Desta forma, Mulher à Tarde torna-se nada mais do que um documento de vestimentas, objetos, hábitos e gestos de uma determinada juventude urbana contemporânea; Pacific um documento do imaginário escapista de uma parcela da classe média e sua relação com a produção de uma auto-imagem; A Falta Que Nos Move um documento de conversas e veleidades de uma classe média alta razoavelmente culta. É tudo o que temos? Documentos de época nos quais as operações artísticas também o são? Em que estes filmes interpelam de fato o mundo ou propõem qualquer tipo de diálogo com o fora deles mesmos? É possível considerar, por exemplo, em A Falta que Nos Move, a existência de uma conversa banal dos personagens sobre a militância de seus pais na ditadura como elemento construtor de um retrato de geração mais ou menos conectado com a história do país, como a publicidade em torno do filme anuncia, uma vez que tudo o que é falado na redoma daquela casa se dissipa no ar imediatamente?

Talvez, no fim das contas, o problema aqui seja também o do lugar do cinema. Quem sabe esta pulverização do olhar que apaga o lugar da enunciação não pertença a outras manifestações, como a web-arte, a vídeo-arte, a publicidade, a televisão? Embora extremamente permeável a qualquer disciplina, do teatro à antropologia, o cinema, ou pelo menos nossa concepção dele ao longo do século XX, descarta efeitos inconseqüentes e desconectados, prevê alguma ligação significante entre a instância organizadora da forma, o resultado estético e a representação de mundo. E se a tônica dominante é esta, de minar a significação objetiva e a dialética entre obra e mundo proposta por um artista dotado de ponto de vista, será que os projetos artísticos dos filmes citados acima não solicitariam uma outra forma de fruição por parte do espectador, que não aquela da frontalidade perpectivista de uma sala de cinema?

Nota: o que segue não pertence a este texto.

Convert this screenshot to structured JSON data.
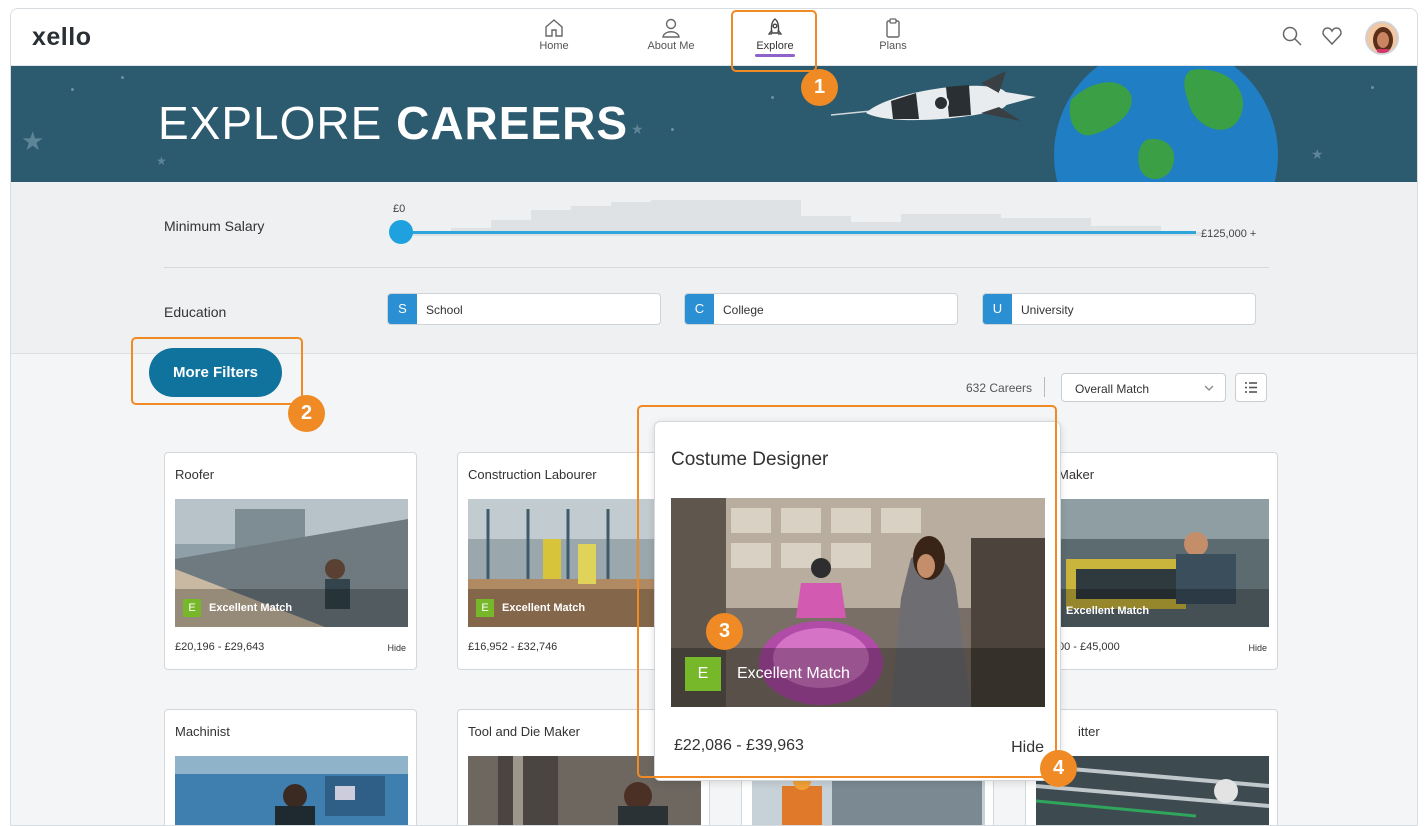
{
  "app": {
    "logo": "xello"
  },
  "nav": {
    "items": [
      {
        "label": "Home",
        "icon": "home-icon"
      },
      {
        "label": "About Me",
        "icon": "user-icon"
      },
      {
        "label": "Explore",
        "icon": "rocket-icon",
        "active": true
      },
      {
        "label": "Plans",
        "icon": "clipboard-icon"
      }
    ],
    "right_icons": [
      "search-icon",
      "heart-icon",
      "avatar"
    ]
  },
  "banner": {
    "title_light": "EXPLORE ",
    "title_bold": "CAREERS"
  },
  "filters": {
    "salary_label": "Minimum Salary",
    "salary_min": "£0",
    "salary_max": "£125,000 +",
    "salary_value_fraction": 0,
    "education_label": "Education",
    "education": [
      {
        "letter": "S",
        "label": "School"
      },
      {
        "letter": "C",
        "label": "College"
      },
      {
        "letter": "U",
        "label": "University"
      }
    ]
  },
  "controls": {
    "more_filters": "More Filters",
    "count": "632 Careers",
    "sort": "Overall Match"
  },
  "cards": [
    {
      "title": "Roofer",
      "match_letter": "E",
      "match": "Excellent Match",
      "salary": "£20,196 - £29,643",
      "hide": "Hide"
    },
    {
      "title": "Construction Labourer",
      "match_letter": "E",
      "match": "Excellent Match",
      "salary": "£16,952 - £32,746",
      "hide": "Hide"
    },
    {
      "title": "Maker",
      "match_letter": "E",
      "match": "Excellent Match",
      "salary": "00 - £45,000",
      "hide": "Hide"
    },
    {
      "title": "Machinist"
    },
    {
      "title": "Tool and Die Maker"
    },
    {
      "title": "itter"
    }
  ],
  "popup": {
    "title": "Costume Designer",
    "match_letter": "E",
    "match": "Excellent Match",
    "salary": "£22,086 - £39,963",
    "hide": "Hide"
  },
  "callouts": [
    "1",
    "2",
    "3",
    "4"
  ],
  "colors": {
    "accent": "#ef8a24",
    "banner": "#2c5a6e",
    "primary_button": "#10739e",
    "match_green": "#76b82a",
    "slider": "#1ea1de",
    "nav_active": "#8e63c9"
  }
}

Diante de Pacific, impossível não se perguntar o porquê de tudo aquilo estar sendo projetado numa tela de grandes proporções diante de uma platéia organizada em fileiras de cadeiras, quando as imagens são fruto de relações ligeiras e fragmentadas com o mundo. Desconfiança que, por outros vieses, Mulher à Tarde também suscita. Chamando a atenção para a presença do corpo exposto ao tempo, dentro da imagem, de um lado, e dentro da sala, de outro, ele converte-se num real teste de resistência e interpelação relacional que pouco tem a ver com a organização de imagens que costumamos chamar de cinema. A Falta Que Nos Move, por sua vez, cheira a um misto de Big Brother com performance teatral que, com sua carga de entretenimento voyeurista e jogo “interativo” também se distancia da idéia de “filme”.

Será isto o que aqueles que anunciam a morte do cinema têm em mente quando proferem sua sentença? De toda forma, sabemos que há um vazio muito grande nestes filmes, que não pode ser compensado pelo rótulo de “conceitual” e está relacionado ao fato das imagens apenas contemplarem sua dimensão de fluxo. Um vazio perturbador que impede qualquer celebração que não seja pontual do que está sendo produzido no Brasil hoje. Afinal, "cautela" nunca pode deixar de ser uma palavra de ordem.